O dr. Antonio Fernando de Souza, procurador-geral da República, tão logo recebeu o relatório da CPI dos Correios, apresentou denúncia ao Supremo Tribunal Federal, na qual endossa completamente o parecer do deputado Osmar Serraglio e apresenta argumentos diretos, sólidos e incisivos. Com isso a crise política atinge novo patamar. De "mera intriga da oposição" a tese do mensalão ganhou contornos jurídicos, e isso é muito grave.

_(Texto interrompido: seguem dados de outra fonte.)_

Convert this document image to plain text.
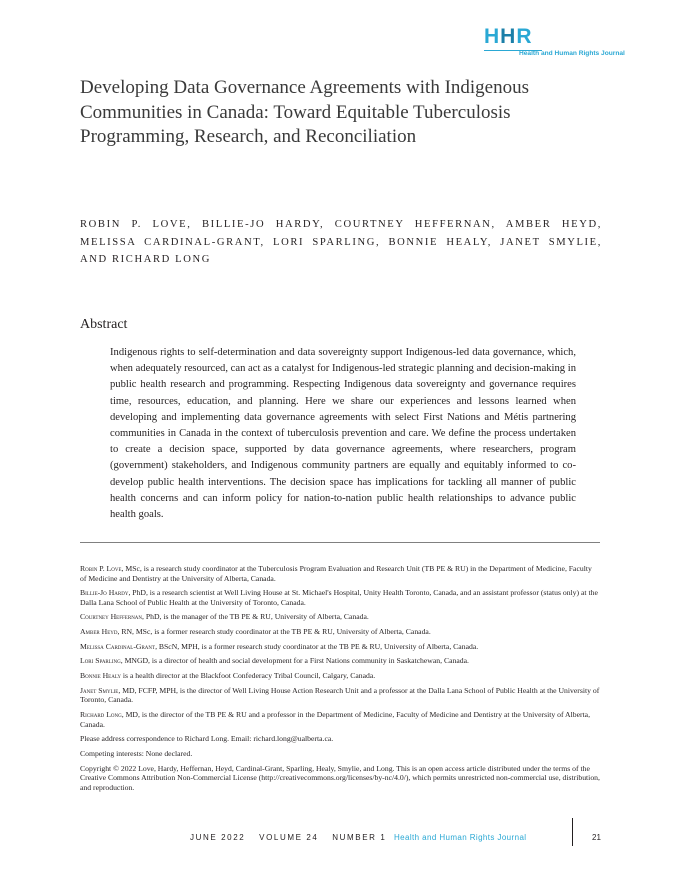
HHR
Health and Human Rights Journal
Developing Data Governance Agreements with Indigenous Communities in Canada: Toward Equitable Tuberculosis Programming, Research, and Reconciliation

ROBIN P. LOVE, BILLIE-JO HARDY, COURTNEY HEFFERNAN, AMBER HEYD, MELISSA CARDINAL-GRANT, LORI SPARLING, BONNIE HEALY, JANET SMYLIE, AND RICHARD LONG

Abstract

Indigenous rights to self-determination and data sovereignty support Indigenous-led data governance, which, when adequately resourced, can act as a catalyst for Indigenous-led strategic planning and decision-making in public health research and programming. Respecting Indigenous data sovereignty and governance requires time, resources, education, and planning. Here we share our experiences and lessons learned when developing and implementing data governance agreements with select First Nations and Métis partnering communities in Canada in the context of tuberculosis prevention and care. We define the process undertaken to create a decision space, supported by data governance agreements, where researchers, program (government) stakeholders, and Indigenous community partners are equally and equitably informed to co-develop public health interventions. The decision space has implications for tackling all manner of public health concerns and can inform policy for nation-to-nation public health relationships to advance public health goals.

Robin P. Love, MSc, is a research study coordinator at the Tuberculosis Program Evaluation and Research Unit (TB PE & RU) in the Department of Medicine, Faculty of Medicine and Dentistry at the University of Alberta, Canada.

Billie-Jo Hardy, PhD, is a research scientist at Well Living House at St. Michael's Hospital, Unity Health Toronto, Canada, and an assistant professor (status only) at the Dalla Lana School of Public Health at the University of Toronto, Canada.

Courtney Heffernan, PhD, is the manager of the TB PE & RU, University of Alberta, Canada.

Amber Heyd, RN, MSc, is a former research study coordinator at the TB PE & RU, University of Alberta, Canada.

Melissa Cardinal-Grant, BScN, MPH, is a former research study coordinator at the TB PE & RU, University of Alberta, Canada.

Lori Sparling, MNGD, is a director of health and social development for a First Nations community in Saskatchewan, Canada.

Bonnie Healy is a health director at the Blackfoot Confederacy Tribal Council, Calgary, Canada.

Janet Smylie, MD, FCFP, MPH, is the director of Well Living House Action Research Unit and a professor at the Dalla Lana School of Public Health at the University of Toronto, Canada.

Richard Long, MD, is the director of the TB PE & RU and a professor in the Department of Medicine, Faculty of Medicine and Dentistry at the University of Alberta, Canada.

Please address correspondence to Richard Long. Email: richard.long@ualberta.ca.

Competing interests: None declared.

Copyright © 2022 Love, Hardy, Heffernan, Heyd, Cardinal-Grant, Sparling, Healy, Smylie, and Long. This is an open access article distributed under the terms of the Creative Commons Attribution Non-Commercial License (http://creativecommons.org/licenses/by-nc/4.0/), which permits unrestricted non-commercial use, distribution, and reproduction.

JUNE 2022 VOLUME 24 NUMBER 1 Health and Human Rights Journal	21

Vamos procurar entender. O procurador-geral da República, segundo as disposições constitucionais, é o chefe do Ministério Público da União, nomeado pelo presidente da República dentre integrantes da carreira de procurador, tem mandato de dois anos e seu nome aprovado pela maioria absoluta dos membros do Senado. Investido no cargo, só pode ser demitido, por iniciativa do presidente da República, se a mesma maioria absoluta do Senado concordar. O Ministério Público (MP), por sua vez, é a instituição incumbida da defesa da ordem jurídica e do regime democrático, tendo sua autonomia funcional e administrativa assegurada pela Constituição de 1988.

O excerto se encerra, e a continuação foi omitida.